Hem / Kultur, Media & Underhållning / Gentlemen film review

Dockery truly shined as the “Queen” and had some good moments. role/character. There’s always one layer between us and the characters.

I could have lived without the running jokes about “funny-sounding names” (it’s “Sixteen Candles“‘ “Long Duk Dong” all over again), and I could have lived without the scene where a rape is threatened.

Even so, the movie is so well made, it won't really matter. However, after making an offer to a rival drug kingpin, suddenly everything goes haywire....folks start dying, farms growing the stuff are hit and an all-out war seems inevitable. Matthew McConaughey is in his element in a role that he was born to play, Charlie Hunnam plays one of the coolest characters I've seen perfectly, Colin Farrell is hilarious and ridiculously cool as well and then Hugh Grant gives one of the best performances I've ever seen from him.

But the whole film is so cardboard and low-quality that it looks as if the director's imagination has completely run out.

10/10

What an excellent film

Every now and again I go to the cinema and watch a film that grabs my attention straight away and keeps it right to the end.

Their charisma and talent for delivering witty one-liners are on full display. The “gentlemen” of the title is clearly meant sarcastically.

How all of this fits together is almost wholly in the hands of Hugh Grant, who gives an extraordinary performance, considering the circumstances. Mickey Pearson (Matthew McConaughey) is an American who sees an opportunity in the languishing English aristocracy.

There's WAY more to the story than this...but since it's so complex, it's best you just see it to appreciate it.

The bottom line is that Guy Ritchie can write and direct amazing films...and this one is truly amazing and entertaining. If you've seen any of Ritchie's previous similar films ('Lock, Stock and Two Smoking Barrels', 'Snatch', 'RocknRolla') then you know what I'm talking about.
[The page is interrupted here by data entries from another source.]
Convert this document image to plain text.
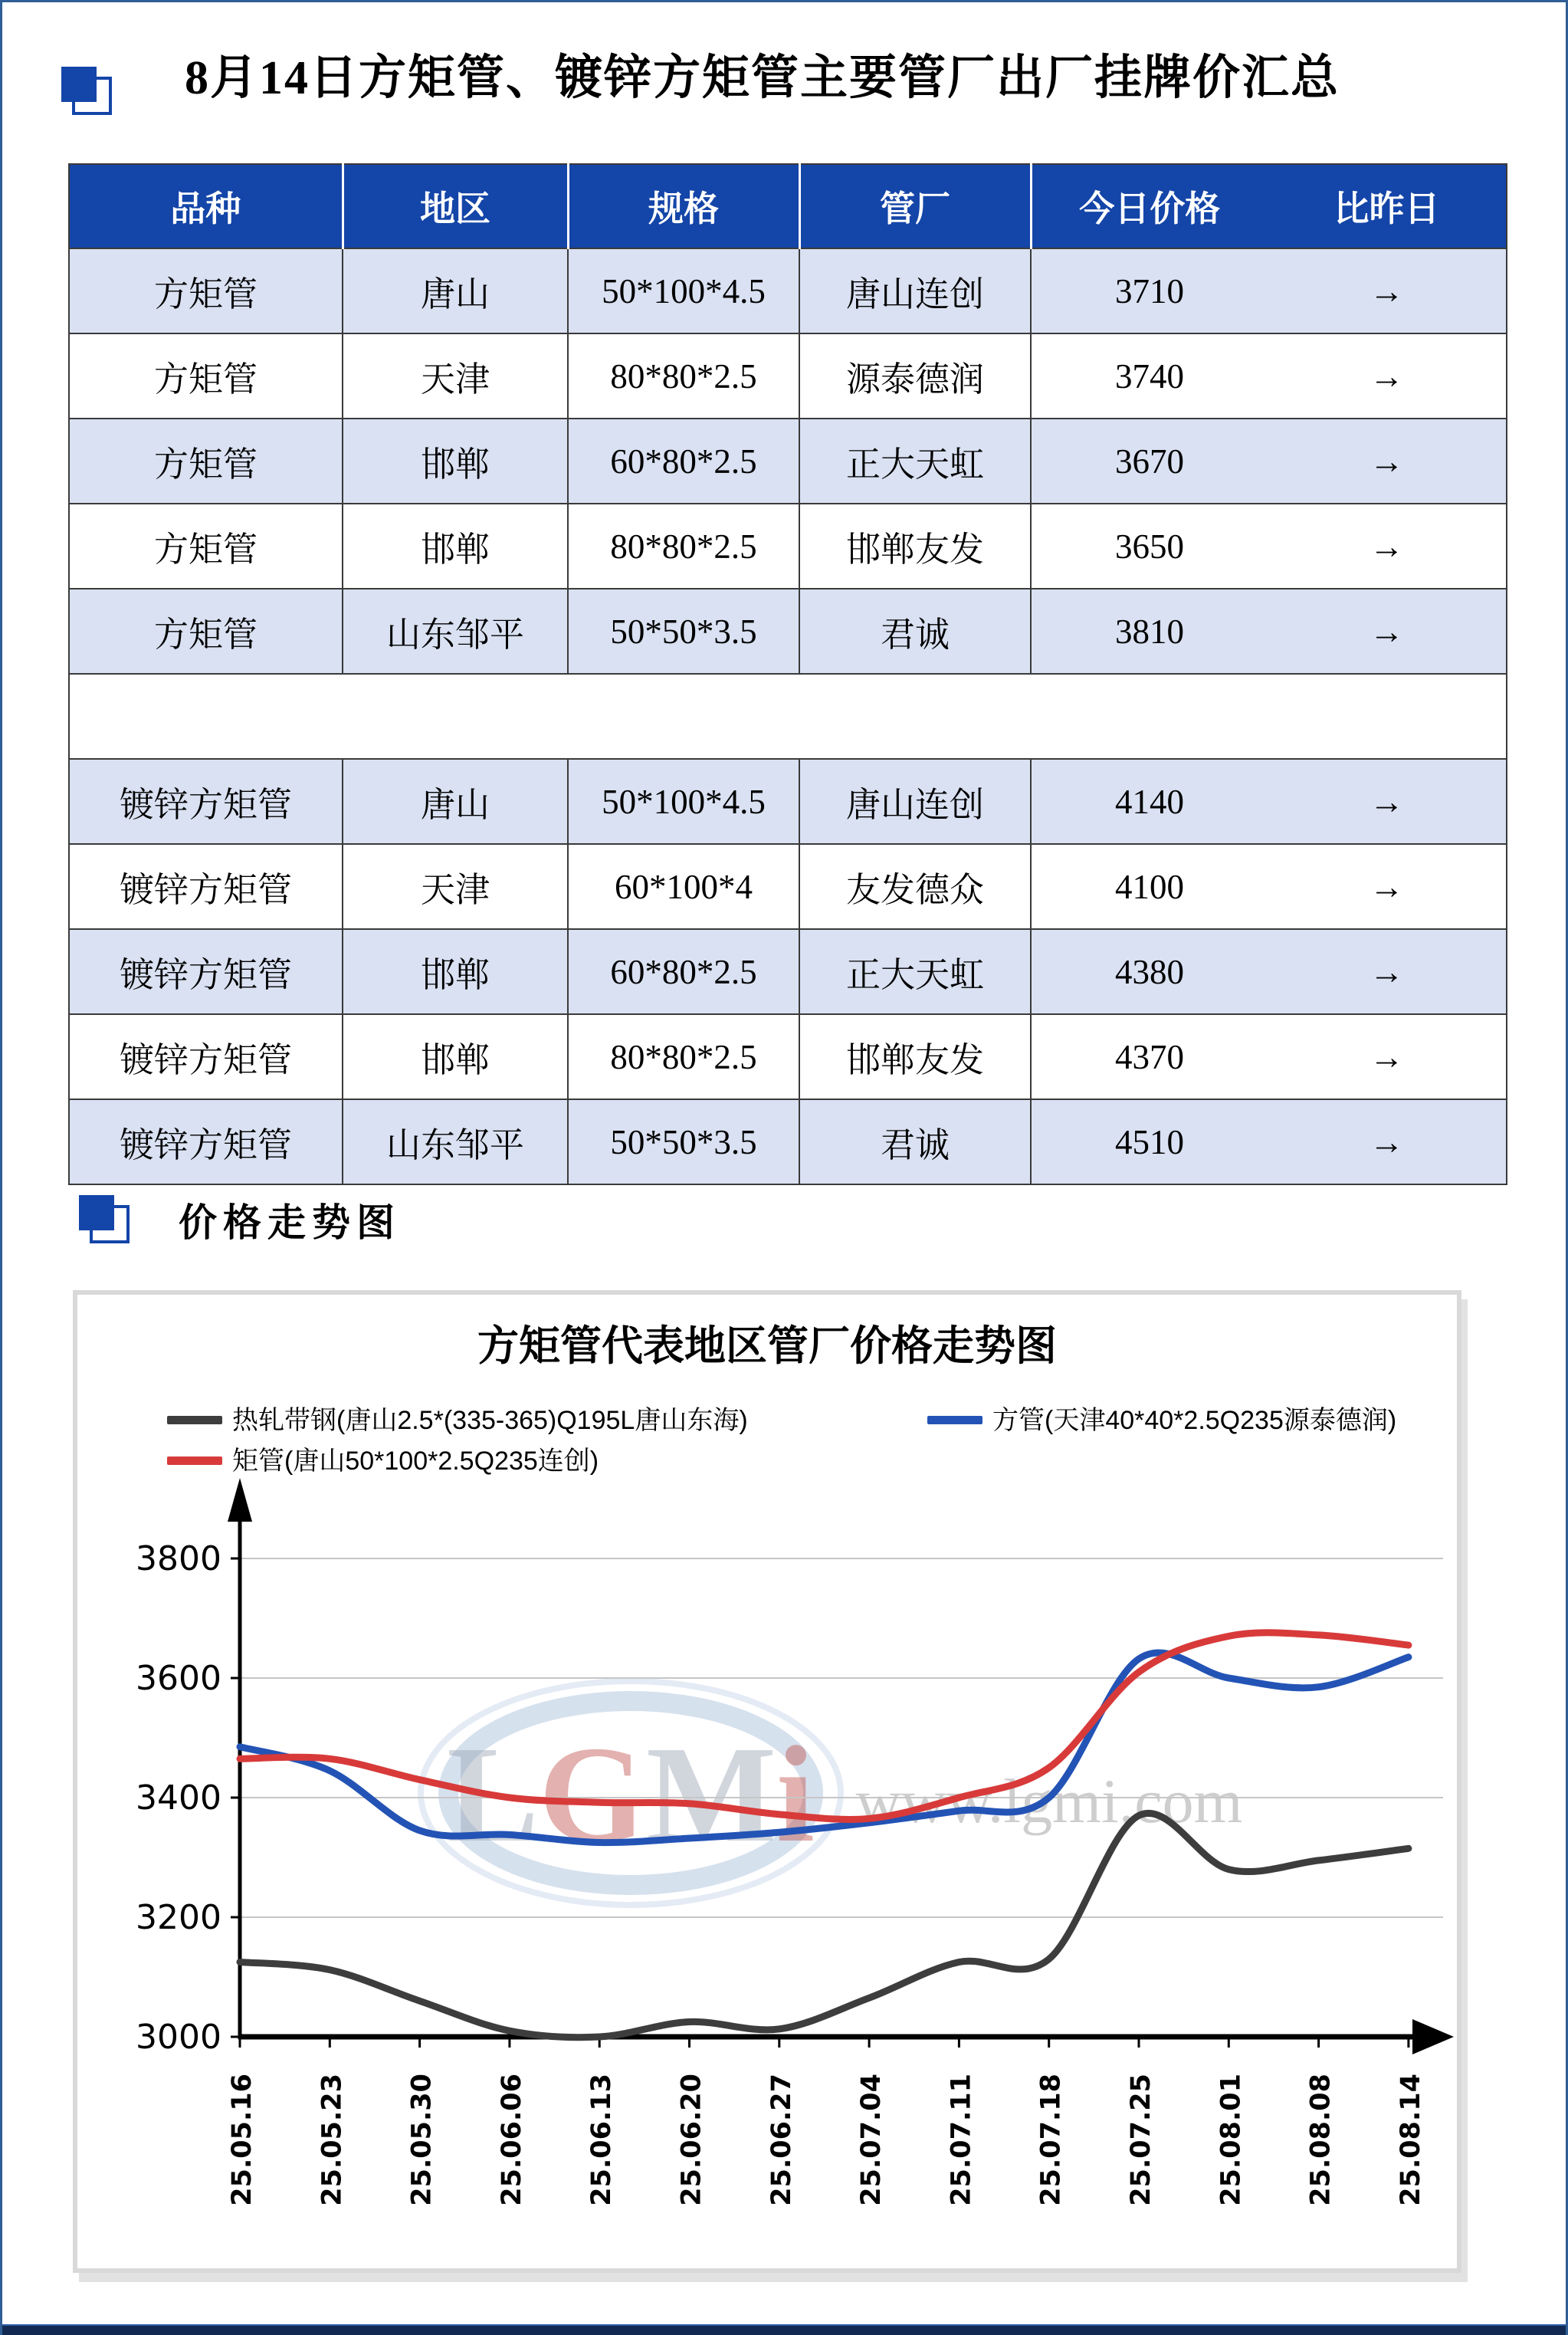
8月14日方矩管、镀锌方矩管主要管厂出厂挂牌价汇总
品种	地区	规格	管厂	今日价格	比昨日
方矩管	唐山	50*100*4.5	唐山连创	3710	→
方矩管	天津	80*80*2.5	源泰德润	3740	→
方矩管	邯郸	60*80*2.5	正大天虹	3670	→
方矩管	邯郸	80*80*2.5	邯郸友发	3650	→
方矩管	山东邹平	50*50*3.5	君诚	3810	→

镀锌方矩管	唐山	50*100*4.5	唐山连创	4140	→
镀锌方矩管	天津	60*100*4	友发德众	4100	→
镀锌方矩管	邯郸	60*80*2.5	正大天虹	4380	→
镀锌方矩管	邯郸	80*80*2.5	邯郸友发	4370	→
镀锌方矩管	山东邹平	50*50*3.5	君诚	4510	→
价格走势图
方矩管代表地区管厂价格走势图
热轧带钢(唐山2.5*(335-365)Q195L唐山东海)	方管(天津40*40*2.5Q235源泰德润)
矩管(唐山50*100*2.5Q235连创)
LGMi www.lgmi.com
3800
3600
3400
3200
3000
25.05.16 25.05.23 25.05.30 25.06.06 25.06.13 25.06.20 25.06.27 25.07.04 25.07.11 25.07.18 25.07.25 25.08.01 25.08.08 25.08.14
But you’re riveted by him.

There’s one moment where he puts his hand on Hunnam’s knee, realizes it’s an unwelcome touch, that he’s been busted at inappropriate groping, and he then goes into this wild pop-eyed, “Oopsie #sorrynotsorry” facial expression. This is a whole different class of film

6/10

Bit clunky!

This is a typical Guy Ritchie film.

Huge props to the cinematographer Alan Stewart, who complemented the plot, action, and acting with his talent for camera work.

The cast was also spectacular. There's one moment where he puts his hand on Hunnam's knee, realizes it's an unwelcome touch, and goes into this wild pop-eyed, "Oopsie #sorrynotsorry" facial expression.

The script, which Ritchie co-wrote with Ivan Atkinson and Marn Davies, plays around with genre tropes, but the overriding structure is Fletcher "pitching" his script to an increasingly horrified Ray. This "pitch" goes on for the entirety of the film, and so as scenes unfold, it is as though the scenes emanate from Fletcher's imagination, when in reality we are seeing what really happened.

Special credit goes to Colin Farrell and his acting.

We dont really get movies like this anymore. This movie shows off both of those skills to perfection. Let me know in the comments below. Just 400 million British Pounds.

As the news of that gets around a number of shady operators want to get their cuts from a number of devious means.

There’s much that is legitimately funny in “The Gentlemen” and much that is legitimately disturbing. Because Grant is so singularly entertaining, and so broad (and yet connected) in his characterization and line readings (“There’ll be blood and fucking feathers everywhere, darling,” he croons with relish), he acts as his own gravitational force.

It's worth a sequel and there will be.

The story starts with one drug lord selling his empire to another businessman.